The researchers then tested if a mix of the specific antagomirs inhibiting these three miRNAs could combat the effects of space radiation in a 3D human microvascular tissue model. The tissues were exposed to simulated deep-space radiation of 0.5 Gy (a unit of measurement of radiation absorption), mimicking the accumulated dose an astronaut would encounter on a round-trip mission to Mars. The experiments overall displayed decreased inflammation, restoration of mitochondrial function, and fewer DNA double-strand breaks, which are all critical to maintaining cellular health and resilience. These findings were further validated with actual biological samples from astronaut missions, such as Inspiration4, NASA’s first all-civilian commercial mission, and missions involving Japanese Aerospace Exploration Agency astronauts, which showed that the same three miRNAs were altered in human spaceflight participants. These results suggest that antagomir treatment could be used as an effective measure for protecting astronauts from radiation-associated health risks.
Currently, Beheshti is exploring the use of already FDA-approved drugs to target miRNA-induced radiation damage, while seeking funding to initiate clinical human trials. He also aims to experiment with different antagomir delivery methods to prolong the treatment’s effectiveness.

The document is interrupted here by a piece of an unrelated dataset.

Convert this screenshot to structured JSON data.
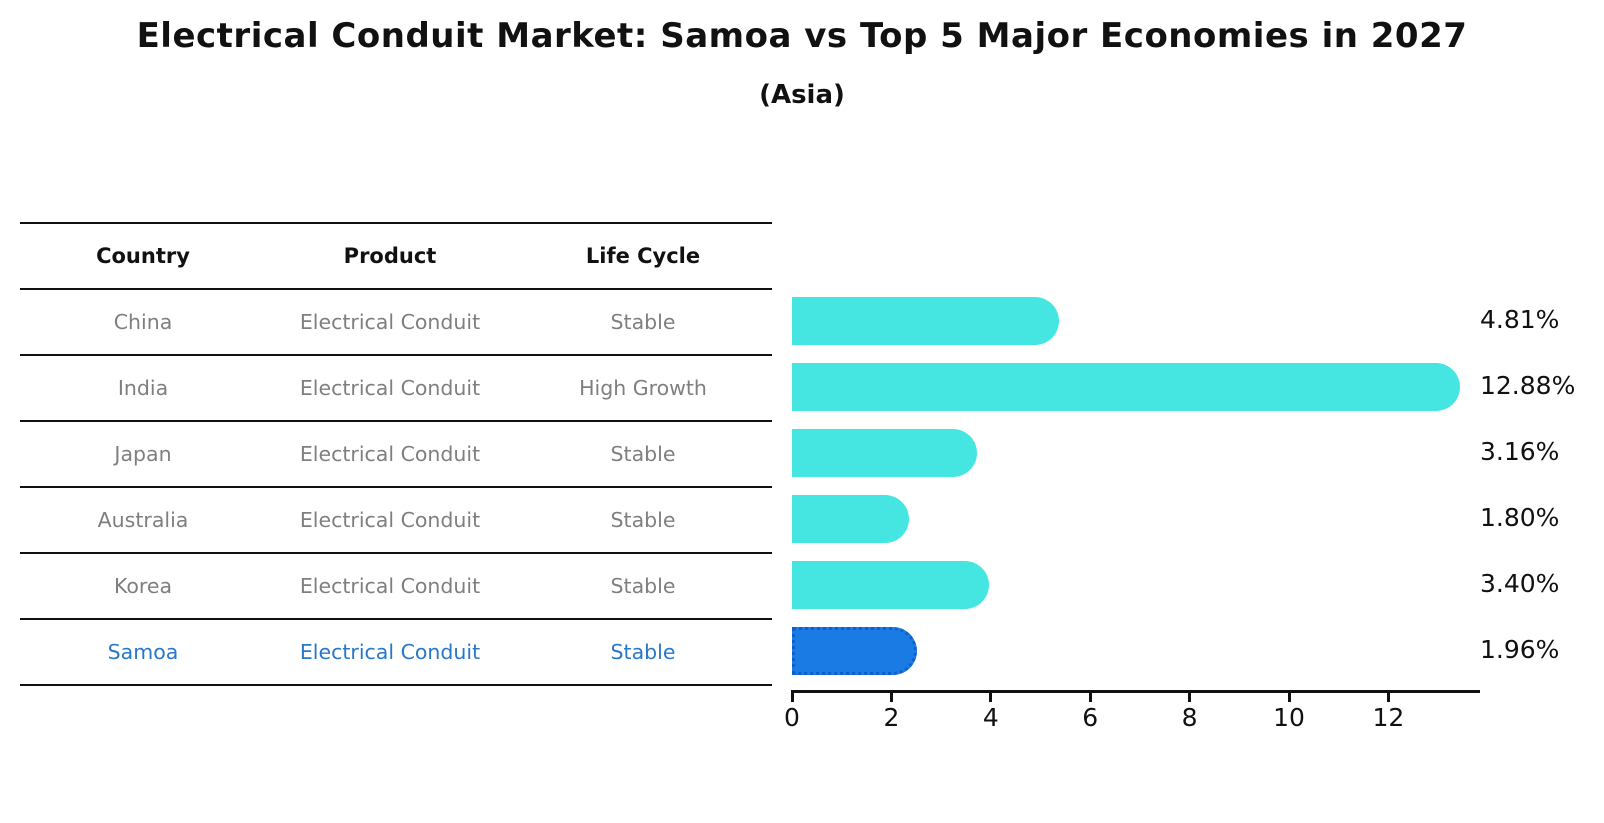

Beyond space exploration, the researchers hope to use their understanding of miRNA therapy to develop new methods for cancer prevention. In the future, miRNA signatures might serve as a powerful diagnostic tool for a range of diseases. Beheshti believes miRNA testing should be implemented into routine annual blood work of a patient, allowing doctors to easily detect the early signs of a developing disease. Once doctors identify high levels of miRNAs associated with different diseases, they can use inhibitor molecules such as antagomirs to bring miRNA levels back to normal. “This, in theory, should stop the disease from progressing,” Beheshti said.